Once again we are removing dimensions of space to make this drawable. There is one dimension of space (blue) and one dimension of time (red).
Each red tick represents passing time, and blue is a position in space. A similar grid is used for drawing Light Cones.
We can do a mathematical transformation and compactify the grid, by converging the distant infinities to a point.
It is possible to converge because of infinite scale. Think about endlessly zooming into a fractal. Because numbers are infinitely divisible - just as they can infinitely grow - you can zoom in forever on the convergent points and never reach a point where the gaps disappear.
But something strange has occurred - there now appears to be a boundary on the infinite grid.
An infinite universe now has an edge.
Let’s look at a more detailed diagram to see what this represents.
Penrose Diagram
This is a Penrose Diagram - thought of by Roger Penrose in order to do calculations on black holes - they provide enhanced ways to represent concepts like the event horizon and singularity. The Penrose Diagram is made in Minkowski Space, a “flat” universe.
An important property is that it is conformal - the transformation preserves all internal angles, and angles between intersecting lines stay the same. Each “square” in the diagram represents the same “area” of spacetime.
Light will always travel at a 45 degree angle in this diagram - same as a Light Cone. You can draw light cones to determine Causality within the diagram.
The green path in the diagram above represents any object’s (sub-lightspeed) trajectory in the universe. They always emerge from the past convergence - and no matter how curved the path - will end up at the future one. All sub-lightspeed objects remain in space due to having mass. Only light and other massless entities (like quantum fields) can reach the boundaries.
Convergence Points
The convergence points represent infinities. In the time dimension - the bottom point represents all of space in the infinite past. The top is all of space in the infinite future.
Lightlike infinity
So how can light travel 45 degrees to the boundary - and what does this boundary represent?
These boundaries are also call null infinities.

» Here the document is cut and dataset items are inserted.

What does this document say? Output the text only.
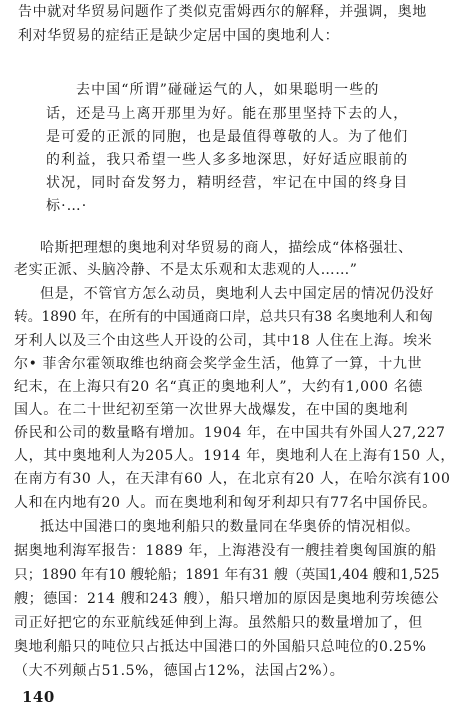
告中就对华贸易问题作了类似克雷姆西尔的解释，并强调，奥地
利对华贸易的症结正是缺少定居中国的奥地利人：
去中国“所谓”碰碰运气的人，如果聪明一些的
话，还是马上离开那里为好。能在那里坚持下去的人，
是可爱的正派的同胞，也是最值得尊敬的人。为了他们
的利益，我只希望一些人多多地深思，好好适应眼前的
状况，同时奋发努力，精明经营，牢记在中国的终身目
标·…·
哈斯把理想的奥地利对华贸易的商人，描绘成“体格强壮、
老实正派、头脑冷静、不是太乐观和太悲观的人……”
但是，不管官方怎么动员，奥地利人去中国定居的情况仍没好
转。1890 年，在所有的中国通商口岸，总共只有38 名奥地利人和匈
牙利人以及三个由这些人开设的公司，其中18 人住在上海。埃米
尔• 菲舍尔霍领取维也纳商会奖学金生活，他算了一算，十九世
纪末，在上海只有20 名“真正的奥地利人”，大约有1,000 名德
国人。在二十世纪初至第一次世界大战爆发，在中国的奥地利
侨民和公司的数量略有增加。1904 年，在中国共有外国人27,227
人，其中奥地利人为205人。1914 年，奥地利人在上海有150 人，
在南方有30 人，在天津有60 人，在北京有20 人，在哈尔滨有100
人和在内地有20 人。而在奥地利和匈牙利却只有77名中国侨民。
抵达中国港口的奥地利船只的数量同在华奥侨的情况相似。
据奥地利海军报告：1889 年，上海港没有一艘挂着奥匈国旗的船
只；1890 年有10 艘轮船；1891 年有31 艘（英国1,404 艘和1,525
艘；德国：214 艘和243 艘），船只增加的原因是奥地利劳埃德公
司正好把它的东亚航线延伸到上海。虽然船只的数量增加了，但
奥地利船只的吨位只占抵达中国港口的外国船只总吨位的0.25%
（大不列颠占51.5%，德国占12%，法国占2%）。
140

To understand what this means, think about each dimension independently. You can move an infinite amount of distance on one, and an infinite amount of time on the other. Moving to the boundary represents doing both.
At it’s limit - it’s describing where all light rays “start from” and “end up” - somewhere an infinite distance away, an infinite amount of time in the past or future.
Zeno’s Universe
A similar trick is going on when we draw Zenos Paradox on a piece of paper.
You draw a line from 0 to 1, and then a series of ticks that get closer and closer together.
The Penrose diagram is performing this trick at the boundaries. You can’t actually draw infinite ticks, but you can represent them in a non infinite space. This is because 0 to 1 is the inverse of 1 to ∞.
The conformal grid is essential to understanding the Falling into a Black Hole. In Minkowski Space it is useful for calculations - performing this transformation in curved AdS Space has much deeper consequences.